Kuliah umum diberikan oleh Prof. Gert Oostindie, direktur KITLV Leiden sekaligus penulis buku Serdadu Belanda di Indonesia 1945-1950: Kesaksian perang pada sisi sejarah yang salah (2016). Materi kuliah umumnya berasal dari buku yang ditulisnya. Berikut adalah ringkasannya.
Ringkasan materi Kuliah Umum:
Perang di Indonesia tetap saja menbangkitkan emosi yang tinggi pada generasi berikutnya di Belanda. Situasi tersebut tidak mengherankan. Saat itu Belanda mengerahkan 220.000 serdadunya untuk suatu perang yang tidak dimenangkan dan sesudahnya disebut ‘salah’. Dalam debat umum tentang operasi militer Belanda yang pernah paling besar, dibahas terutama tentang tindak-tindak kejahatan perang Belanda. Para veteran memperdengarkan banyak suara mereka dalam perdebatan ini. Itu masuk akal, mereka ada di sana waktu itu, mereka mengalami realita yang sebenarnya, mereka tahu apa yang dibicarakan.

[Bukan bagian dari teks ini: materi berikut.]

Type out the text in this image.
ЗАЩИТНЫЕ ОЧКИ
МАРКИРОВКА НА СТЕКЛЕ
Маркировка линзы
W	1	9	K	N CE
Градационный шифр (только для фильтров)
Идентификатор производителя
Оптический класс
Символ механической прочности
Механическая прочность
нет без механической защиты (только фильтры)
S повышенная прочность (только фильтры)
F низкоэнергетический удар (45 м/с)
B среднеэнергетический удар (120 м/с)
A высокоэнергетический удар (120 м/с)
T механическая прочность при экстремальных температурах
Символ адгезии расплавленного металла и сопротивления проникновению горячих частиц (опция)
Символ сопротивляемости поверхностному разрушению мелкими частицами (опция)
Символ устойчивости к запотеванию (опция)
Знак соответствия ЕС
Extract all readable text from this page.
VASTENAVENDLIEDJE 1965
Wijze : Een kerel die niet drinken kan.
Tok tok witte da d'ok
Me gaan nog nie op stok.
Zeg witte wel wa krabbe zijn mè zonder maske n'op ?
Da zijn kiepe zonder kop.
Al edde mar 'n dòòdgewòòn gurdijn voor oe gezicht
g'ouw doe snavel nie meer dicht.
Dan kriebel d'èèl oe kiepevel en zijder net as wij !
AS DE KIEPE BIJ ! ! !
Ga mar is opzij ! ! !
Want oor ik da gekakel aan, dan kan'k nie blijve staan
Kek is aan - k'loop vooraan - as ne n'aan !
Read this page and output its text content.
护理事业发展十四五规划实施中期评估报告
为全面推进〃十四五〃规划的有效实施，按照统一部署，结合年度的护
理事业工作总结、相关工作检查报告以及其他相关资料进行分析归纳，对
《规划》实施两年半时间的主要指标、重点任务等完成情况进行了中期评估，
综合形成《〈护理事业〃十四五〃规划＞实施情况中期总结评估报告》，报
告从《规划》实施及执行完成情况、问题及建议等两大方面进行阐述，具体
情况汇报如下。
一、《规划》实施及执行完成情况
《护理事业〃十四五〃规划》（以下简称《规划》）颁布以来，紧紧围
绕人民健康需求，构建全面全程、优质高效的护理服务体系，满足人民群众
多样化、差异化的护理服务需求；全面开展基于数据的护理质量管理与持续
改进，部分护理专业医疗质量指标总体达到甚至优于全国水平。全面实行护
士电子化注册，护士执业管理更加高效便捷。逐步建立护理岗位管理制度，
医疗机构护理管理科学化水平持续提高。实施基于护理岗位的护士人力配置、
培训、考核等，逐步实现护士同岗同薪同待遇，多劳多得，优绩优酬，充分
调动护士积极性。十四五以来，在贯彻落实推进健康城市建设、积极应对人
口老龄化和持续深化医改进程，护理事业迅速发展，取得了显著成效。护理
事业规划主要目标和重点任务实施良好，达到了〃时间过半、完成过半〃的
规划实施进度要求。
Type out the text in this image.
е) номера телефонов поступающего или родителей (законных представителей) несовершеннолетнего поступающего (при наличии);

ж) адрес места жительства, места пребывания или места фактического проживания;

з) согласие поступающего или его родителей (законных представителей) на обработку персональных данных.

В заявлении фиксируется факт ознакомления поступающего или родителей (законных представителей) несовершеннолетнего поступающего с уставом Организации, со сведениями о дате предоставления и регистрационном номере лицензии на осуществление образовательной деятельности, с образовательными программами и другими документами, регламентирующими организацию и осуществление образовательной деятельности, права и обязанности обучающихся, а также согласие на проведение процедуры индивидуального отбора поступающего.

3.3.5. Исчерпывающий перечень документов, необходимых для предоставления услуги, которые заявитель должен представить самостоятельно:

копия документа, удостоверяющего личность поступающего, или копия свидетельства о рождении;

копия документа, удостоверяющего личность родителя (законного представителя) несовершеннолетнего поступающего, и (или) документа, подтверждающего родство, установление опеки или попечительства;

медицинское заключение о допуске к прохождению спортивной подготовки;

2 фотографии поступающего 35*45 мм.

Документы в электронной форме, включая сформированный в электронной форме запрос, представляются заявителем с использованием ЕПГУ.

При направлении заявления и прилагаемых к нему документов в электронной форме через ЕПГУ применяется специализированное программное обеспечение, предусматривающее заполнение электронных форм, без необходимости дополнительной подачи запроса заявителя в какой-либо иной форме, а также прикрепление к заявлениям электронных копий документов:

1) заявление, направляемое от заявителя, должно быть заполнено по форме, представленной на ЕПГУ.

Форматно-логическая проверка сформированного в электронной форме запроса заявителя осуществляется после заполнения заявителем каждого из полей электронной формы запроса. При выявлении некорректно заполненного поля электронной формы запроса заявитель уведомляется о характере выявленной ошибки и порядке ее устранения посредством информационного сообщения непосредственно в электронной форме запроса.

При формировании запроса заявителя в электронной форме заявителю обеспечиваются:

Buku ini didasarkan atas pelbagai surat, buku harian, buku kenangan, dan memoar mereka. Apa yang terungkap tentang tindak kejahatan perang itu seringkali mengejutkan. Tetapi juga menyangkut tema-tema lain: Ketegangan antara misi Belanda dan realita di tempat sulit dikendalikan; sikap mengerti atau tidak mengerti tentang orang-orang Indonesia dan perjuangan mereka untuk merdeka; frustrasi-frustrasi terhadap pimpinan militer dan politik; ketakutan, rasa dendam dan malu; kebosanan dan seks; merasa asing di tanah Hindia dan juga di rumah sepulang mereka ke negeri Belanda; kemarahan atas tahun-tahun yang hilang dan rasa kurang dihargai. Dalam Serdadu Belanda di Indonesia 1945-1950 cerita-cerita para serdadu ini dikemukakan dalam konteks perang dekolonisasi yang lebih luas dan cara mengatasinya di Belanda.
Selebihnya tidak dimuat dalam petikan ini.